Description
A user reported this to Criterion.rs - bheisler/criterion.rs#133
The short version is this - when the user's test crate's benchmarks are run on 1.24.0 or newer, Criterion.rs calculates some values incorrectly even though the code looks correct to me. They claim to have reproduced this behavior on Arch Linux, Windows and Raspbian. I have only been able to confirm it on Windows. Each of us has confirmed this behavior on multiple machines.
I was initially reluctant to call this a miscompilation, but when I started investigating it, any change I made caused the bug to stop happening - inserting println's, or even pushing values into a vector and printing them later caused the bug to disappear. Eventually I tried simply adding a call to test::black_box
, which should have no observable effect on the code except to inhibit certain compiler optimizations. That also caused the bug to stop occurring. It may still be a bug in my code, but if so I can't find it.
I've tried to create a minimal test case, but was unsuccessful. This bug is quite fragile.
Steps to reproduce:
- Clone https://github.com/mbillingr/criterion-test.rs
- Edit the Cargo.toml file to disable the default features for
criterion
(this isn't necessary but will save some compilation time) - With
1.23.0-x86_64-pc-windows-msvc
, runcargo bench --bench my_benchmark -- --verbose
.- Criterion.rs will run two benchmarks and report two iteration counts. The second should be significantly smaller than the first - this is the desired behavior. For example:
Benchmarking fib 1: Collecting 100 samples in estimated 1.0000 s (2469702500 iterations)
...
Benchmarking fib 2: Collecting 100 samples in estimated 1.0000 s (132784700 iterations)

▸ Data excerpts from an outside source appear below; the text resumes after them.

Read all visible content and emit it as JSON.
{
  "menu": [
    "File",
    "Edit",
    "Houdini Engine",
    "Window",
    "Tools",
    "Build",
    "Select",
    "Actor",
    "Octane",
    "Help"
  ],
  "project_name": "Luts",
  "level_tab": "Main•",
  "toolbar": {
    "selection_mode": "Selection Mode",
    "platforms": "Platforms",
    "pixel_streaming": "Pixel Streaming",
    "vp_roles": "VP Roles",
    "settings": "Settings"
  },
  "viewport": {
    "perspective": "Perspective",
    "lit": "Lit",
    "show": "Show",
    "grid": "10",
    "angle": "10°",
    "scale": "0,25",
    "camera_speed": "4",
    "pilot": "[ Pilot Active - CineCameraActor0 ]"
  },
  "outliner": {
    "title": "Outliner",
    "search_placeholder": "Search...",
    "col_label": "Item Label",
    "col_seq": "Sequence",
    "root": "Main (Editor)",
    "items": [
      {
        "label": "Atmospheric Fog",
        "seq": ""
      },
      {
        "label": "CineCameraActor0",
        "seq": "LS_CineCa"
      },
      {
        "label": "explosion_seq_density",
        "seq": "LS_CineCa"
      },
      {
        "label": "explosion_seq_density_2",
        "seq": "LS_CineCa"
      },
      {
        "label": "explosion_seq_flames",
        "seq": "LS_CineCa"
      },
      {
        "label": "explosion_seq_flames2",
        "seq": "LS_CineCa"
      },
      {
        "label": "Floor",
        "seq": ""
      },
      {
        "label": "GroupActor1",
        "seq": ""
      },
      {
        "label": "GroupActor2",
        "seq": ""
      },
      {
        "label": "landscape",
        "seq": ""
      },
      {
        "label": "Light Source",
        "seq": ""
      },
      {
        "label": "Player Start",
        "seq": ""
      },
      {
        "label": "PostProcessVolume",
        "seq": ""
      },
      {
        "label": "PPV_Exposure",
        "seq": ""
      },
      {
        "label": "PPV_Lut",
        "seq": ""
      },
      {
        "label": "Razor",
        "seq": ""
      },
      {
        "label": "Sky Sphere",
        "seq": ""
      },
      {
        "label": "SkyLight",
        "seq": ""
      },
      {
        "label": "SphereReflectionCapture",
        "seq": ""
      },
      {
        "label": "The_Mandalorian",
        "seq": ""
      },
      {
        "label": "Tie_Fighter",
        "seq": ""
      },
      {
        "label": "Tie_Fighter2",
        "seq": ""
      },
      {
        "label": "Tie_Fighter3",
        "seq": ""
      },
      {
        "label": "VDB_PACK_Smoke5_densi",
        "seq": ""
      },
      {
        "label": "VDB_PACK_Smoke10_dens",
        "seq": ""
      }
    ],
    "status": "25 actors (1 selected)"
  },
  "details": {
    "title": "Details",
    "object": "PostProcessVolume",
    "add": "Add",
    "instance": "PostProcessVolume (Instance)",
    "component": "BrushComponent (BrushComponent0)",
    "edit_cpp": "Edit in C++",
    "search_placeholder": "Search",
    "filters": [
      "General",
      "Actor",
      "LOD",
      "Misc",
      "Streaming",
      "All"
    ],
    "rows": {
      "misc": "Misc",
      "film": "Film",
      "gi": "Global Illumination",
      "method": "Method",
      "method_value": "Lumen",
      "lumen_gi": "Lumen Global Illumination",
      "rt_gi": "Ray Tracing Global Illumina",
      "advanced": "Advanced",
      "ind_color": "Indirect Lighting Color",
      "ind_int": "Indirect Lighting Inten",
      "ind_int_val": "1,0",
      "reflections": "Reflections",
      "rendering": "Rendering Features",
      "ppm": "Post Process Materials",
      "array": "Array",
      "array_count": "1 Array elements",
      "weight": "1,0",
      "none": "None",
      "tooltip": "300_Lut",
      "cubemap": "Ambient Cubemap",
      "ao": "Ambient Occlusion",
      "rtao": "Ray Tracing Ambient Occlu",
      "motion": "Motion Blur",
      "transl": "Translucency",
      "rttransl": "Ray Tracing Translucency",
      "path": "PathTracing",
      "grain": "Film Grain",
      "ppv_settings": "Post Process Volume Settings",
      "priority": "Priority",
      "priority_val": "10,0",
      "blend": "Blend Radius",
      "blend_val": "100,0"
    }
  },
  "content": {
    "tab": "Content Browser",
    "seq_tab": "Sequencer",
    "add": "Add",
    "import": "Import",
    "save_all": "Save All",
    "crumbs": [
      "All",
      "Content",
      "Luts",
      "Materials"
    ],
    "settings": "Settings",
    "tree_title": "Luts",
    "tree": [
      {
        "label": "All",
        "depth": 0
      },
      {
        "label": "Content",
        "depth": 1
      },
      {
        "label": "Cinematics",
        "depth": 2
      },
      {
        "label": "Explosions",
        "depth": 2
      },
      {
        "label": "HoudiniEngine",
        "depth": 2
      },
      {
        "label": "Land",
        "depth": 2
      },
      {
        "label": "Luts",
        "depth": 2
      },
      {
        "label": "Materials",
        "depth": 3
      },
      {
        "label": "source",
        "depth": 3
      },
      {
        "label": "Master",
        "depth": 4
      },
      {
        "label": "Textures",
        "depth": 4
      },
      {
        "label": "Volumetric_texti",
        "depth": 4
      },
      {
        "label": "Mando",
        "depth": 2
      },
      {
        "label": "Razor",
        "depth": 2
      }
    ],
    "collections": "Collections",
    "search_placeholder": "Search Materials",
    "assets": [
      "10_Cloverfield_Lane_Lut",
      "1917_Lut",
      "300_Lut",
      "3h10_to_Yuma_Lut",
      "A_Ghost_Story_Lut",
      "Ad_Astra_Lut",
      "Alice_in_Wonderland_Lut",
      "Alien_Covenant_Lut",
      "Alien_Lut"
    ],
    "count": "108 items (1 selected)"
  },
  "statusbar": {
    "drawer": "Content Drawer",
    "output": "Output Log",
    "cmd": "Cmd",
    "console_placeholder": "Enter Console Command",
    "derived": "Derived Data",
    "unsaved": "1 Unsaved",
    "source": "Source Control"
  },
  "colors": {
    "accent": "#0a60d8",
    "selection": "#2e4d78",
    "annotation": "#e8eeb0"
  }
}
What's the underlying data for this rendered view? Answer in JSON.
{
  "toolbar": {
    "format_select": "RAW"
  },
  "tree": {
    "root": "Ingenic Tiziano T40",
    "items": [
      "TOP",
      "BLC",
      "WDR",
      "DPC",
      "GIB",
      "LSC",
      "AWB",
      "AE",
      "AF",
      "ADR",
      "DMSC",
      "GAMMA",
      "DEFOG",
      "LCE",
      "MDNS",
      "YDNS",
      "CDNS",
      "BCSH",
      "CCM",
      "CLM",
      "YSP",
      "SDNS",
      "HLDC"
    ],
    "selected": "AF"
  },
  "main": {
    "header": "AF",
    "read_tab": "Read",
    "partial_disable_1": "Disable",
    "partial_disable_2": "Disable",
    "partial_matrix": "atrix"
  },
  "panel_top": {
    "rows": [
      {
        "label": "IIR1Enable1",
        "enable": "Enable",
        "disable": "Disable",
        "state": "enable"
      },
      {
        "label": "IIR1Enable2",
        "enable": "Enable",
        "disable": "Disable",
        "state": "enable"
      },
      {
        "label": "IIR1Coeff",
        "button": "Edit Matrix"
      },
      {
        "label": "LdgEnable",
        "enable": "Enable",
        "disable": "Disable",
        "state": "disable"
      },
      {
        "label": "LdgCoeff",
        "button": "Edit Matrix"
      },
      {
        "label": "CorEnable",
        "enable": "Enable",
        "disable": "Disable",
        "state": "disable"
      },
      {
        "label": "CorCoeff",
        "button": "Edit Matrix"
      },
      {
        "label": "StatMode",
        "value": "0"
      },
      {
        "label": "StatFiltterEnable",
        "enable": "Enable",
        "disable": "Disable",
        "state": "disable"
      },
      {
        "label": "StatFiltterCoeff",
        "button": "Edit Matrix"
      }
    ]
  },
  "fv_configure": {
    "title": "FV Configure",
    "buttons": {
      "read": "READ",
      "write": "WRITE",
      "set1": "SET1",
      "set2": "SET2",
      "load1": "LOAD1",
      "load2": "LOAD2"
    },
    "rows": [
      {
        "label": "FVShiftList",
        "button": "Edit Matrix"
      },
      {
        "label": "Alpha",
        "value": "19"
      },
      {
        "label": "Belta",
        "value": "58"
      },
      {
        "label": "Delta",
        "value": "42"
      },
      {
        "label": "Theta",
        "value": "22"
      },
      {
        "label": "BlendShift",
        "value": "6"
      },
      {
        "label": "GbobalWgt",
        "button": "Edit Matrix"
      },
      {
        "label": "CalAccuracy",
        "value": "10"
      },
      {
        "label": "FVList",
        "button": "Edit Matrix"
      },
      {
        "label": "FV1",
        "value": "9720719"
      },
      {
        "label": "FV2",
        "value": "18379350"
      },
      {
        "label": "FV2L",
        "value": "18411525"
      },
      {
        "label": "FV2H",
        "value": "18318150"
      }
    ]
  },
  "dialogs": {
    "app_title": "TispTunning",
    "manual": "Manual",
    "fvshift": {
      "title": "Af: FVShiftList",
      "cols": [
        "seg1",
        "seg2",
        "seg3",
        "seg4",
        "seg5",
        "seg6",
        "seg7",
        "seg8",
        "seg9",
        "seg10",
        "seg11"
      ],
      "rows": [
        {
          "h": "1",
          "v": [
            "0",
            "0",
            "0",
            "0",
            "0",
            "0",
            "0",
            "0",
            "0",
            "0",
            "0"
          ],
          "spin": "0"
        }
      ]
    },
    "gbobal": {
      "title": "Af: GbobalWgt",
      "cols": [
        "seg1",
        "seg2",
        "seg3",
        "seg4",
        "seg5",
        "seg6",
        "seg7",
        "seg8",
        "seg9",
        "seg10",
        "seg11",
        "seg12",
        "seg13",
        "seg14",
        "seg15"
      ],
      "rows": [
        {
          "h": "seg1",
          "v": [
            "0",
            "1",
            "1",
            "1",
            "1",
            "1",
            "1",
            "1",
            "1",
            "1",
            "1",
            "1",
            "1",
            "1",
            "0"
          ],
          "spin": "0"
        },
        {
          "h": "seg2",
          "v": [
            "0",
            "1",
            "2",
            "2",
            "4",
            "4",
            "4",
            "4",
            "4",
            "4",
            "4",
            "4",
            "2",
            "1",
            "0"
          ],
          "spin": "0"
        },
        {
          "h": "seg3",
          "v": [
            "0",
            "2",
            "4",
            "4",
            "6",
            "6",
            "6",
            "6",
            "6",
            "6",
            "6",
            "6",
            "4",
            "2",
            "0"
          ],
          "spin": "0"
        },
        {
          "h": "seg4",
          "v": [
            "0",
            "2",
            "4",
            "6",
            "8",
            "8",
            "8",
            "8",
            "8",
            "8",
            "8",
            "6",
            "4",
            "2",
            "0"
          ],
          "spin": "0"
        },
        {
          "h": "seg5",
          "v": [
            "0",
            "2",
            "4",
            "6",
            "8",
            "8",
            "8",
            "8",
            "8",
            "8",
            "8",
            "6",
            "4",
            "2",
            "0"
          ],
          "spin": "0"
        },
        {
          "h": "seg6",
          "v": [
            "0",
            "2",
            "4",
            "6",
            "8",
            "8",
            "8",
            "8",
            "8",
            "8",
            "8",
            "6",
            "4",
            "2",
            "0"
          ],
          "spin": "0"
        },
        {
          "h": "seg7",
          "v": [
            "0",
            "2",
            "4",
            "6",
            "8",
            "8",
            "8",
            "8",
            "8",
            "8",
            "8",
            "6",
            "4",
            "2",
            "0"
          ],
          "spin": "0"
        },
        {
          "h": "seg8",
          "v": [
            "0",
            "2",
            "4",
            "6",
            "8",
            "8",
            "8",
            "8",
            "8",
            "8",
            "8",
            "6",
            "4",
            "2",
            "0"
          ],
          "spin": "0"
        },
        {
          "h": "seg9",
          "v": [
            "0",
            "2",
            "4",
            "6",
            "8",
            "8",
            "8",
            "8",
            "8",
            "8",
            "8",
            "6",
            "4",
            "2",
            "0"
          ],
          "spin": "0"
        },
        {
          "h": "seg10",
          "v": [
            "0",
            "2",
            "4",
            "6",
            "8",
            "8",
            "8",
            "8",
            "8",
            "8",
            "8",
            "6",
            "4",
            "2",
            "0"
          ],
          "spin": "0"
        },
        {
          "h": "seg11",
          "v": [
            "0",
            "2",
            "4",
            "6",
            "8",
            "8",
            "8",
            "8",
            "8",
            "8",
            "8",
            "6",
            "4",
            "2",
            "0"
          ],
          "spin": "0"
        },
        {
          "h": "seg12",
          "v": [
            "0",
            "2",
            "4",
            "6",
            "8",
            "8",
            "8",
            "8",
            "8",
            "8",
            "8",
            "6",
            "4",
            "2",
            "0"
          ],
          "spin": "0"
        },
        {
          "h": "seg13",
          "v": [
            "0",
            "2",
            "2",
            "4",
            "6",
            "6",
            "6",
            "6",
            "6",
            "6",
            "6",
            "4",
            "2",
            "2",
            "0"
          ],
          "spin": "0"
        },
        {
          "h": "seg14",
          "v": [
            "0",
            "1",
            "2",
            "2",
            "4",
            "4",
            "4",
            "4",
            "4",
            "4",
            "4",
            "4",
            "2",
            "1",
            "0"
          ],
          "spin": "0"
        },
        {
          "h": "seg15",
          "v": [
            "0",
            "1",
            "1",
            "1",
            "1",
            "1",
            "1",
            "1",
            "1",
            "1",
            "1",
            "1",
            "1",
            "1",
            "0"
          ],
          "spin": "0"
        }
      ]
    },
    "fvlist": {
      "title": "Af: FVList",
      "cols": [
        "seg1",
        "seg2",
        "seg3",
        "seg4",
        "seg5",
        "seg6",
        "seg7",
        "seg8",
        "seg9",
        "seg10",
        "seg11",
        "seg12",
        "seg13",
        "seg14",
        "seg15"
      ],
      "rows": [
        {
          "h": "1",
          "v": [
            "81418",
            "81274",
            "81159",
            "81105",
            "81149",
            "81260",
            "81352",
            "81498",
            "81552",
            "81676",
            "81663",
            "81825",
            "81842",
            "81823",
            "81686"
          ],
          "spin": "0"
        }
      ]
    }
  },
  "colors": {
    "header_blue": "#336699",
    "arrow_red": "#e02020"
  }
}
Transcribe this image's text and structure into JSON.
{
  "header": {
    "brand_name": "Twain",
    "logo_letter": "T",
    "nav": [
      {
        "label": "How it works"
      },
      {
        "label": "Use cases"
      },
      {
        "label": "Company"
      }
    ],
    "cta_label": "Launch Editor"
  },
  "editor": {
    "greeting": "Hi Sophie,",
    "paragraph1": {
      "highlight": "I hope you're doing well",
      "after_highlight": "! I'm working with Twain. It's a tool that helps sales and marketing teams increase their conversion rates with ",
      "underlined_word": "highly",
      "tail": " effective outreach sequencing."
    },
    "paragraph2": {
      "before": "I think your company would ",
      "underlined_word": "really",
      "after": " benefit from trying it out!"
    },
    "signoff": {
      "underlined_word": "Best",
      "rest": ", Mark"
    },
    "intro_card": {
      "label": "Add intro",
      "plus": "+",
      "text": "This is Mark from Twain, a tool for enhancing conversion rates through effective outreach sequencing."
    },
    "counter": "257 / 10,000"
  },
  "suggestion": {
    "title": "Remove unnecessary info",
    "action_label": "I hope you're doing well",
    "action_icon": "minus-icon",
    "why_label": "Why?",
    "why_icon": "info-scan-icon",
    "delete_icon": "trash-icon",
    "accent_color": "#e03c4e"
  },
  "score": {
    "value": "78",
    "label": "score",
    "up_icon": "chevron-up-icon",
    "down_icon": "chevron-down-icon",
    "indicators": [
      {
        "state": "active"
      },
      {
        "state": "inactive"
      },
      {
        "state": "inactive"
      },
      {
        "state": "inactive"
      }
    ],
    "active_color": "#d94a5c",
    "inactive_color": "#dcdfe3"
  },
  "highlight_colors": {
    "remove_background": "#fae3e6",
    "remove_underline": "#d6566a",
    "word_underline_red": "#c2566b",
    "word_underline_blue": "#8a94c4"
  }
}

- Switch to 1.24.1 and run the benchmark command again. Note that this time, the second iteration count is roughly the same as the first (this is the unexpected behavior):
Benchmarking fib 1: Collecting 100 samples in estimated 1.0000 s (2518899600 iterations)
...
Benchmarking fib 2: Collecting 100 samples in estimated 1.0000 s (2514900000 iterations)
- Optional: Switch to a nightly compiler and verify that the unexpected behavior persists. Clone the
rustc_fix
branch of https://github.com/japaric/criterion.rs and modify the Cargo.toml file ofcriterion-test.rs
to use that instead. This patch merely enables thetest
feature/crate and inserts one call totest::black_box
inroutine.rs:warm_up
. Verify that the expected behavior is restored.